Indonesia | Economics

Sunday, January 06, 2008

Does poverty kill?

A recent NBER paper by Abhijit Banerjee and Esther Duflo:
This paper uses household survey data form several developing countries to investigate whether the poor (defined as those living under $1 or $2 dollars a day at PPP) and the non poor have different mortality rates in old age. We construct a proxy measure of longevity, which is the probability that an adult's mother and father are alive. The non-poor's mothers are more likely to be alive than the poor's mothers. Using panel data set for Indonesia and Vietnam, we also find that older adults are significantly more likely to have died five years later if they are poor. The direction of causality is unclear: the poor may be poor because they are sick (and thus more likely to die), or they could die because they are poor.


For Indonesia, they find that:
[In] all age groups, there is very little difference in death rates between the poor and the extremely poor, but the non-poor are less likely to die than the poor and the extremely poor.

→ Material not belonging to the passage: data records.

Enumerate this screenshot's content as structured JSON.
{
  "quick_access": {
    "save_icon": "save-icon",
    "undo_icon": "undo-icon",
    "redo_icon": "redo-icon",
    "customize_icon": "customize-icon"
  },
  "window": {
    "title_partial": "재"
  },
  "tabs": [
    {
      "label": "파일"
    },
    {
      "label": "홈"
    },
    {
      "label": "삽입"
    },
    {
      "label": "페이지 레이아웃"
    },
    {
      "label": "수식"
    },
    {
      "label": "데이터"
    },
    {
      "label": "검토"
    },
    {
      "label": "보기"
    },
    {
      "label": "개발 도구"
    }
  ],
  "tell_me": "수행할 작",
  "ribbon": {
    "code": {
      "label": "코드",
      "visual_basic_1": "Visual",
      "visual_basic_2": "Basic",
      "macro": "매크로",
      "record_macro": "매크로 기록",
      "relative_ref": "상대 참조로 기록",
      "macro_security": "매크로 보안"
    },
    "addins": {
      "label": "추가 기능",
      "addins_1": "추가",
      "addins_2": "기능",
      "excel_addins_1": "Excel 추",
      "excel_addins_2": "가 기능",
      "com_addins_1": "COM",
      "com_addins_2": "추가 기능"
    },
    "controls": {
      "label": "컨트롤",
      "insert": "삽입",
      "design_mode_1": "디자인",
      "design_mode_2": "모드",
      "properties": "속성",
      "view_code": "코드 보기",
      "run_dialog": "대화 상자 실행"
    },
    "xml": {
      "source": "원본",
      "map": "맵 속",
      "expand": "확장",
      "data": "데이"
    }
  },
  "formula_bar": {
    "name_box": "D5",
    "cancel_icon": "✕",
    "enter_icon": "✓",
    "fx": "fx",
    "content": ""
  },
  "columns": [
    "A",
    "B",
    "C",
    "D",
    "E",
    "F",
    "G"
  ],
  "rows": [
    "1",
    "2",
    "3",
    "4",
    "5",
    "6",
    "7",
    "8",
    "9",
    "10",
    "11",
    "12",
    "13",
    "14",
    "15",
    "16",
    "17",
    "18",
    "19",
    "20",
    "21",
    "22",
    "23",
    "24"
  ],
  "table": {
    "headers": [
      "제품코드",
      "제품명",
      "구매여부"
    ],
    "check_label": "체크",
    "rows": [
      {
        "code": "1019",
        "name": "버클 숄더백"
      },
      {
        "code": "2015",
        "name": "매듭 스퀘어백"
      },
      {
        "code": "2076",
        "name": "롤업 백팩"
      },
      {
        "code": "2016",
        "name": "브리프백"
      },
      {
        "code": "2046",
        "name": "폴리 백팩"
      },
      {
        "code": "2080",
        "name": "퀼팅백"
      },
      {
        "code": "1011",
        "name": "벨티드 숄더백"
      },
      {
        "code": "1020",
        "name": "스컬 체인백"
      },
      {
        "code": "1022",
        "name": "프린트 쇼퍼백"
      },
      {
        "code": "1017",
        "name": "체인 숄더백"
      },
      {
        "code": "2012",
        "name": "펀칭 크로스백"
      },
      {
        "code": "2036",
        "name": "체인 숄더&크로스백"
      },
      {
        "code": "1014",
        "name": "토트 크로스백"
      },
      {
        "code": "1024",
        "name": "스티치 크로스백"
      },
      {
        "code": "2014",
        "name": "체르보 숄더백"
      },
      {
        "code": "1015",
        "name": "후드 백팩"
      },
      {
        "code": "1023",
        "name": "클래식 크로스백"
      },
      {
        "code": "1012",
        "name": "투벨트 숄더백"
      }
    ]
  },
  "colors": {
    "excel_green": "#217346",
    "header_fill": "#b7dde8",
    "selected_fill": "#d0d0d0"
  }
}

This is true both five years out and ten years out, and in both rural and urban areas. In rural areas, depending on the age group and whether we look at five to ten years out, the extremely poor are 1.4 to 5 times more likely to die than those who live between $6 and $10 dollars a day. (p. 14)


They find a similar pattern in the Vietnam data. Though they have not established the direction of causality between poverty and longevity, "[on] balance, we are tempted to interpret the evidence accumulated in this paper as revealing, at least in part, that poverty does kill."